M.L. TELLECHEA; PENAS STEINHARDT, ALBERTO; G. RODRIGUEZ; M. J. TAVERNA; FRECHTEL G.D.; POSKUS E

NUTRITION METABOLISM AND CARDIOVASCULAR DISEASES

ELSEVIER SCI LTD

Año: 2012

0939-4753

Abstract: Background and Aims: Specific Suppressor Of Cytokine Signaling (SOCS) members, such as SOCS7, may play a role in the development of insulin resistance (IR) owing to their ability to inhibit insulin signaling pathways. The objective was to explore the association between common variants and related haplotypes in SOCS7 gene and metabolic traits related to obesity, lipid metabolism and IR. Methods and Results: 780 unrelated men were included in a cross-sectional study.

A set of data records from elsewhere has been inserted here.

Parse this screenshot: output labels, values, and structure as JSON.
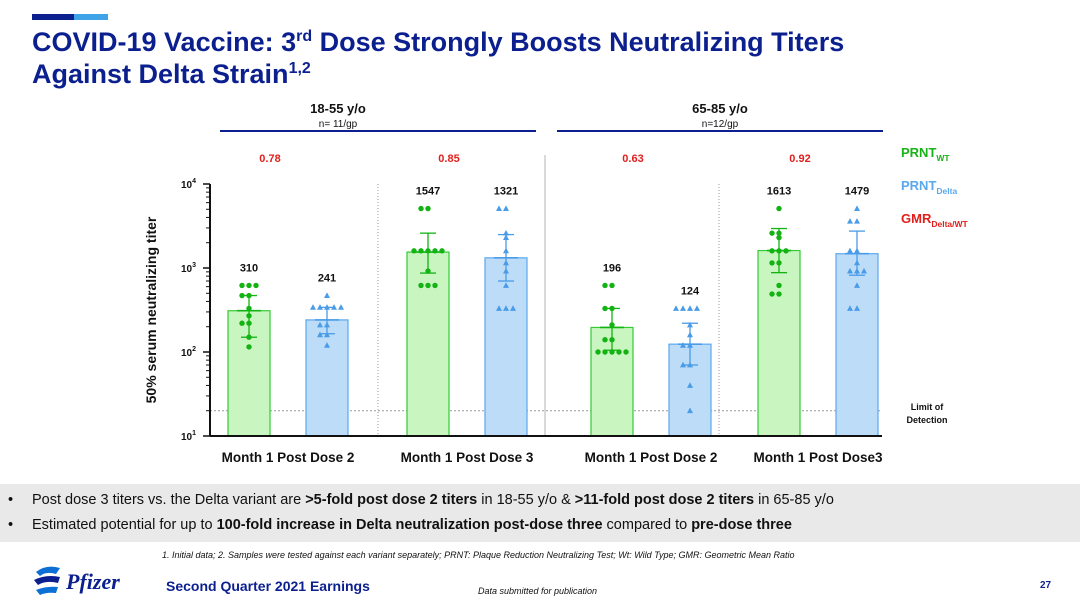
{
  "header": {
    "title_line1_pre": "COVID-19 Vaccine: 3",
    "title_line1_sup": "rd",
    "title_line1_post": " Dose Strongly Boosts Neutralizing Titers",
    "title_line2": "Against Delta Strain",
    "title_line2_sup": "1,2"
  },
  "colors": {
    "wt_fill": "#c8f5c0",
    "wt_edge": "#33cc33",
    "wt_point": "#12b312",
    "delta_fill": "#bcdcf7",
    "delta_edge": "#5aa8ee",
    "delta_point": "#4a9be8",
    "gmr": "#e0201c",
    "navy": "#0b1f8f",
    "wt_legend": "#19b219",
    "delta_legend": "#5aa8ee"
  },
  "chart_data": {
    "type": "bar",
    "y_scale": "log",
    "ylim": [
      10,
      10000
    ],
    "ylabel": "50% serum neutralizing titer",
    "yticks": [
      {
        "value": 10,
        "base": "10",
        "exp": "1"
      },
      {
        "value": 100,
        "base": "10",
        "exp": "2"
      },
      {
        "value": 1000,
        "base": "10",
        "exp": "3"
      },
      {
        "value": 10000,
        "base": "10",
        "exp": "4"
      }
    ],
    "limit_of_detection": 20,
    "lod_label_line1": "Limit of",
    "lod_label_line2": "Detection",
    "age_groups": [
      {
        "label": "18-55 y/o",
        "n": "n= 11/gp"
      },
      {
        "label": "65-85 y/o",
        "n": "n=12/gp"
      }
    ],
    "categories": [
      "Month 1 Post Dose 2",
      "Month 1 Post Dose 3",
      "Month 1 Post Dose 2",
      "Month 1 Post  Dose3"
    ],
    "series": [
      {
        "name": "PRNT",
        "sub": "WT",
        "values": [
          310,
          1547,
          196,
          1613
        ],
        "error_low": [
          150,
          870,
          105,
          880
        ],
        "error_high": [
          470,
          2600,
          330,
          2950
        ],
        "points": [
          [
            620,
            620,
            620,
            470,
            470,
            330,
            270,
            220,
            220,
            150,
            115
          ],
          [
            5100,
            5100,
            1600,
            1600,
            1600,
            1600,
            1600,
            920,
            620,
            620,
            620
          ],
          [
            620,
            620,
            330,
            330,
            210,
            140,
            140,
            100,
            100,
            100,
            100,
            100
          ],
          [
            5100,
            2600,
            2600,
            2300,
            1600,
            1600,
            1600,
            1150,
            1150,
            620,
            490,
            490
          ]
        ]
      },
      {
        "name": "PRNT",
        "sub": "Delta",
        "values": [
          241,
          1321,
          124,
          1479
        ],
        "error_low": [
          165,
          700,
          70,
          820
        ],
        "error_high": [
          340,
          2500,
          220,
          2750
        ],
        "points": [
          [
            470,
            340,
            340,
            340,
            340,
            340,
            210,
            210,
            160,
            160,
            120
          ],
          [
            5100,
            5100,
            2600,
            2300,
            1600,
            1150,
            920,
            620,
            330,
            330,
            330
          ],
          [
            330,
            330,
            330,
            330,
            210,
            160,
            120,
            120,
            70,
            70,
            40,
            20
          ],
          [
            5100,
            3600,
            3600,
            1600,
            1600,
            1150,
            920,
            920,
            920,
            620,
            330,
            330
          ]
        ]
      }
    ],
    "gmr_label": "GMR",
    "gmr_sub": "Delta/WT",
    "gmr_values": [
      "0.78",
      "0.85",
      "0.63",
      "0.92"
    ]
  },
  "bullets": [
    {
      "pre": "Post dose 3 titers vs. the Delta variant are ",
      "b1": ">5-fold post dose 2 titers",
      "mid": " in 18-55 y/o & ",
      "b2": " >11-fold post dose 2 titers",
      "post": " in 65-85 y/o"
    },
    {
      "pre": "Estimated potential for up to ",
      "b1": "100-fold increase in Delta neutralization post-dose three",
      "mid": " compared to ",
      "b2": "pre-dose three",
      "post": ""
    }
  ],
  "bullet_symbol": "•",
  "footnote": "1. Initial data; 2. Samples were tested against each variant separately; PRNT: Plaque Reduction Neutralizing Test; Wt: Wild Type; GMR: Geometric Mean Ratio",
  "footer": {
    "logo_text": "Pfizer",
    "earnings": "Second Quarter 2021 Earnings",
    "subtitle": "Data submitted for publication",
    "page": "27"
  }
}
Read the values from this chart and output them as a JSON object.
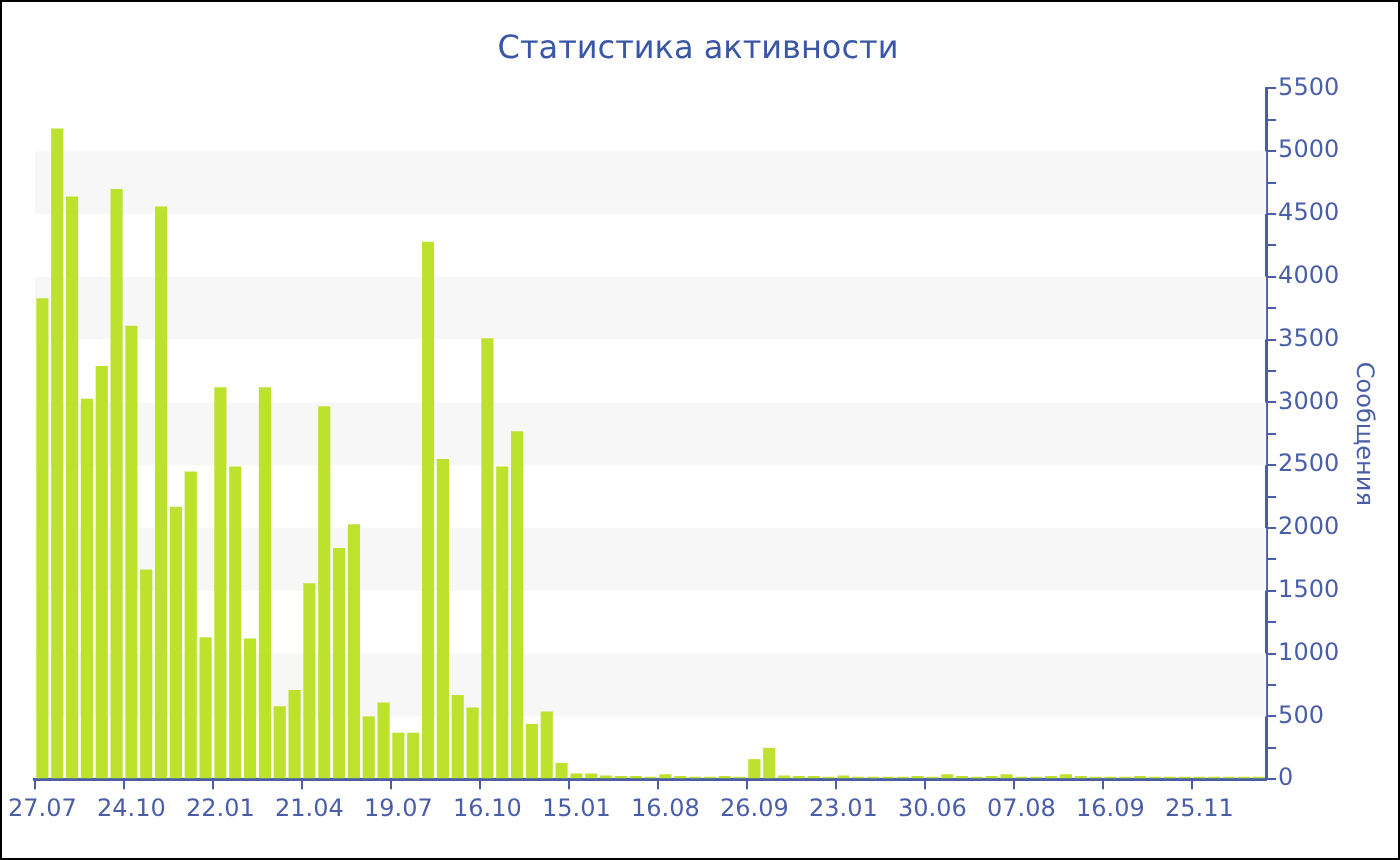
{
  "chart_data": {
    "type": "bar",
    "title": "Статистика активности",
    "ylabel": "Сообщения",
    "categories": [
      "27.07",
      null,
      null,
      null,
      null,
      null,
      "24.10",
      null,
      null,
      null,
      null,
      null,
      "22.01",
      null,
      null,
      null,
      null,
      null,
      "21.04",
      null,
      null,
      null,
      null,
      null,
      "19.07",
      null,
      null,
      null,
      null,
      null,
      "16.10",
      null,
      null,
      null,
      null,
      null,
      "15.01",
      null,
      null,
      null,
      null,
      null,
      "16.08",
      null,
      null,
      null,
      null,
      null,
      "26.09",
      null,
      null,
      null,
      null,
      null,
      "23.01",
      null,
      null,
      null,
      null,
      null,
      "30.06",
      null,
      null,
      null,
      null,
      null,
      "07.08",
      null,
      null,
      null,
      null,
      null,
      "16.09",
      null,
      null,
      null,
      null,
      null,
      "25.11",
      null,
      null,
      null,
      null
    ],
    "values": [
      3830,
      5180,
      4640,
      3030,
      3290,
      4700,
      3610,
      1670,
      4560,
      2170,
      2450,
      1130,
      3120,
      2490,
      1120,
      3120,
      580,
      710,
      1560,
      2970,
      1840,
      2030,
      500,
      610,
      370,
      370,
      4280,
      2550,
      670,
      570,
      3510,
      2490,
      2770,
      440,
      540,
      130,
      45,
      45,
      30,
      25,
      25,
      20,
      40,
      25,
      20,
      20,
      25,
      20,
      160,
      250,
      30,
      25,
      25,
      20,
      30,
      20,
      20,
      20,
      20,
      25,
      20,
      40,
      25,
      20,
      25,
      40,
      20,
      20,
      25,
      40,
      25,
      20,
      20,
      20,
      25,
      20,
      20,
      20,
      20,
      20,
      20,
      20,
      20
    ],
    "color": "#bde22e",
    "ylim": [
      0,
      5500
    ],
    "yticks": [
      0,
      {
        "value": 250,
        "label": null
      },
      500,
      {
        "value": 750,
        "label": null
      },
      1000,
      {
        "value": 1250,
        "label": null
      },
      1500,
      {
        "value": 1750,
        "label": null
      },
      2000,
      {
        "value": 2250,
        "label": null
      },
      2500,
      {
        "value": 2750,
        "label": null
      },
      3000,
      {
        "value": 3250,
        "label": null
      },
      3500,
      {
        "value": 3750,
        "label": null
      },
      4000,
      {
        "value": 4250,
        "label": null
      },
      4500,
      {
        "value": 4750,
        "label": null
      },
      5000,
      {
        "value": 5250,
        "label": null
      },
      5500
    ],
    "bands": [
      {
        "axis": "y",
        "from": 500,
        "to": 1000,
        "color": "#f7f7f7"
      },
      {
        "axis": "y",
        "from": 1500,
        "to": 2000,
        "color": "#f7f7f7"
      },
      {
        "axis": "y",
        "from": 2500,
        "to": 3000,
        "color": "#f7f7f7"
      },
      {
        "axis": "y",
        "from": 3500,
        "to": 4000,
        "color": "#f7f7f7"
      },
      {
        "axis": "y",
        "from": 4500,
        "to": 5000,
        "color": "#f7f7f7"
      }
    ]
  }
}
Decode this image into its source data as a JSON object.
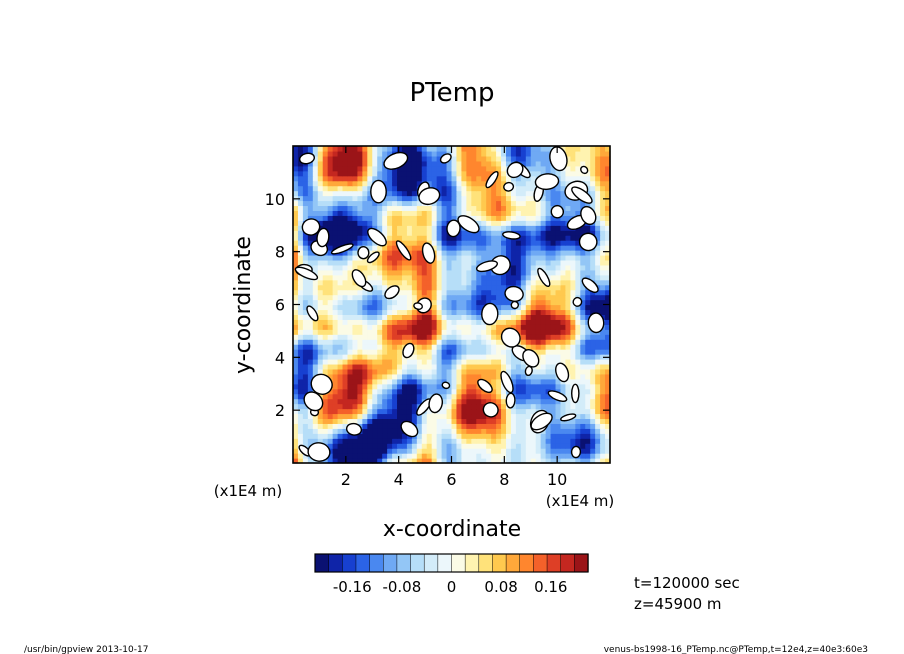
{
  "footer": {
    "left": "/usr/bin/gpview   2013-10-17",
    "right": "venus-bs1998-16_PTemp.nc@PTemp,t=12e4,z=40e3:60e3"
  },
  "annotations": {
    "time": "t=120000 sec",
    "height": "z=45900  m"
  },
  "chart_data": {
    "type": "heatmap",
    "title": "PTemp",
    "xlabel": "x-coordinate",
    "ylabel": "y-coordinate",
    "x_unit_label": "(x1E4 m)",
    "y_unit_label": "(x1E4 m)",
    "xlim": [
      0,
      12
    ],
    "ylim": [
      0,
      12
    ],
    "xticks": [
      2,
      4,
      6,
      8,
      10
    ],
    "yticks": [
      2,
      4,
      6,
      8,
      10
    ],
    "colorbar": {
      "vmin": -0.22,
      "vmax": 0.22,
      "ticks": [
        -0.16,
        -0.08,
        0,
        0.08,
        0.16
      ],
      "tick_labels": [
        "-0.16",
        "-0.08",
        "0",
        "0.08",
        "0.16"
      ],
      "colors": [
        "#0a1172",
        "#0f24a8",
        "#1740d0",
        "#2b63e6",
        "#4a88f0",
        "#6fa9f4",
        "#93c6f6",
        "#b6def8",
        "#d3ecf9",
        "#ecf7fb",
        "#fbfbe6",
        "#fff3b0",
        "#ffe27a",
        "#ffc94e",
        "#ffa83a",
        "#ff862e",
        "#f4612a",
        "#de3f26",
        "#c42720",
        "#9b1418"
      ]
    },
    "grid": false,
    "legend": "colorbar bottom"
  }
}
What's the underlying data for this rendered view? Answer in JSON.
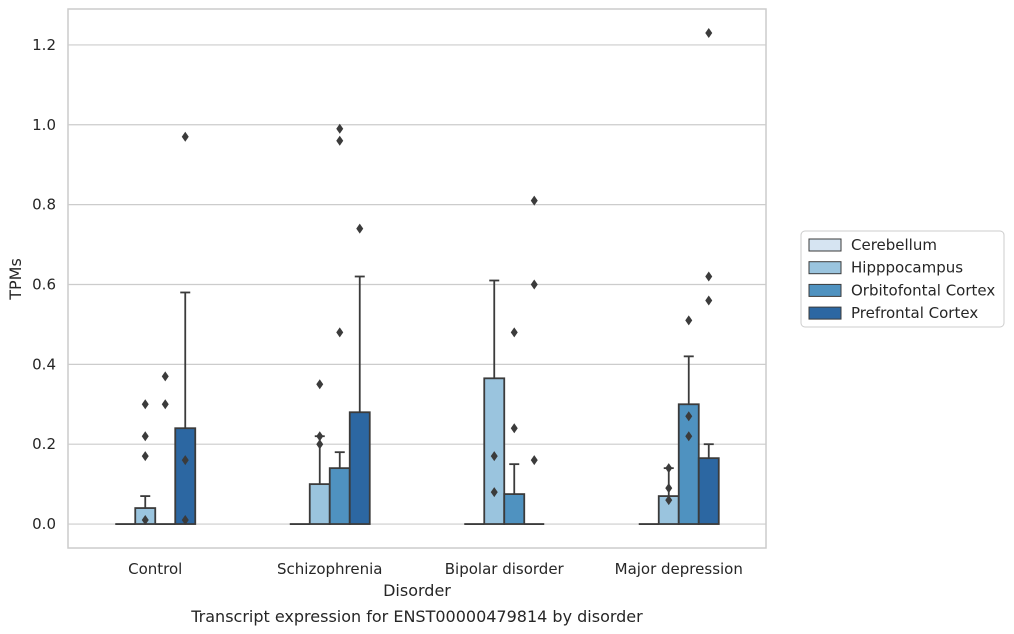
{
  "chart_data": {
    "type": "bar",
    "title": "",
    "caption": "Transcript expression for ENST00000479814 by disorder",
    "xlabel": "Disorder",
    "ylabel": "TPMs",
    "ylim": [
      -0.06,
      1.29
    ],
    "yticks": [
      "0.0",
      "0.2",
      "0.4",
      "0.6",
      "0.8",
      "1.0",
      "1.2"
    ],
    "grid": "horizontal",
    "legend_position": "right",
    "categories": [
      "Control",
      "Schizophrenia",
      "Bipolar disorder",
      "Major depression"
    ],
    "series": [
      {
        "name": "Cerebellum",
        "color": "#d6e4f2",
        "values": [
          0.0,
          0.0,
          0.0,
          0.0
        ],
        "error_upper": [
          null,
          null,
          null,
          null
        ],
        "outliers": [
          [],
          [],
          [],
          []
        ]
      },
      {
        "name": "Hipppocampus",
        "color": "#9ac4de",
        "values": [
          0.04,
          0.1,
          0.365,
          0.07
        ],
        "error_upper": [
          0.07,
          0.22,
          0.61,
          0.14
        ],
        "outliers": [
          [
            0.01,
            0.17,
            0.22,
            0.3
          ],
          [
            0.2,
            0.22,
            0.35
          ],
          [
            0.08,
            0.17
          ],
          [
            0.06,
            0.09,
            0.14
          ]
        ]
      },
      {
        "name": "Orbitofontal Cortex",
        "color": "#4f92c0",
        "values": [
          0.0,
          0.14,
          0.075,
          0.3
        ],
        "error_upper": [
          null,
          0.18,
          0.15,
          0.42
        ],
        "outliers": [
          [
            0.3,
            0.37
          ],
          [
            0.48,
            0.96,
            0.99
          ],
          [
            0.24,
            0.48
          ],
          [
            0.22,
            0.27,
            0.51
          ]
        ]
      },
      {
        "name": "Prefrontal Cortex",
        "color": "#2c67a2",
        "values": [
          0.24,
          0.28,
          0.0,
          0.165
        ],
        "error_upper": [
          0.58,
          0.62,
          null,
          0.2
        ],
        "outliers": [
          [
            0.01,
            0.16,
            0.97
          ],
          [
            0.74
          ],
          [
            0.16,
            0.6,
            0.81
          ],
          [
            0.56,
            0.62,
            1.23
          ]
        ]
      }
    ]
  }
}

We selected three tagged SNPs that capture 100% of SNPs with minor allele frequency ≥ 0.10. Analyses were done separately for each SNP and followed up by haplotype analysis. rs8074124C was associated with both obesity (P = 0.005) and abdominal obesity (P = 0.002) and allele C carriers showed, in comparison with TT-carriers, lower BMI (P = 0.001) and waist circumference (P = 0.001). rs8074124CC- carriers showed lower fasting insulin (P = 0.017) and HOMA-IR (P = 0.018) than allele T carriers. rs12051836C was associated with hypertriglyceridemia (P = 0.009) and hypertriglyceridemic waist (P = 0.006). rs12051836CC- carriers showed lower fasting insulin (P = 0.043) and HOMA-IR (P = 0.042). Haplotype-based association analysis (rs8074124 and rs12051836 in that order) showed associations with lipid and obesity -related phenotypes, consistent with single locus analysis. Haplotype analysis also revealed association between haplotype CT and both decreased HDL-C (P = 0.026) and HDL-C (P = 0.014) as a continuous variable. Conclusion: We found, for the first time, significant associations between SOCS7 common variants and related haplotypes and obesity, IR and lipid metabolism disorders.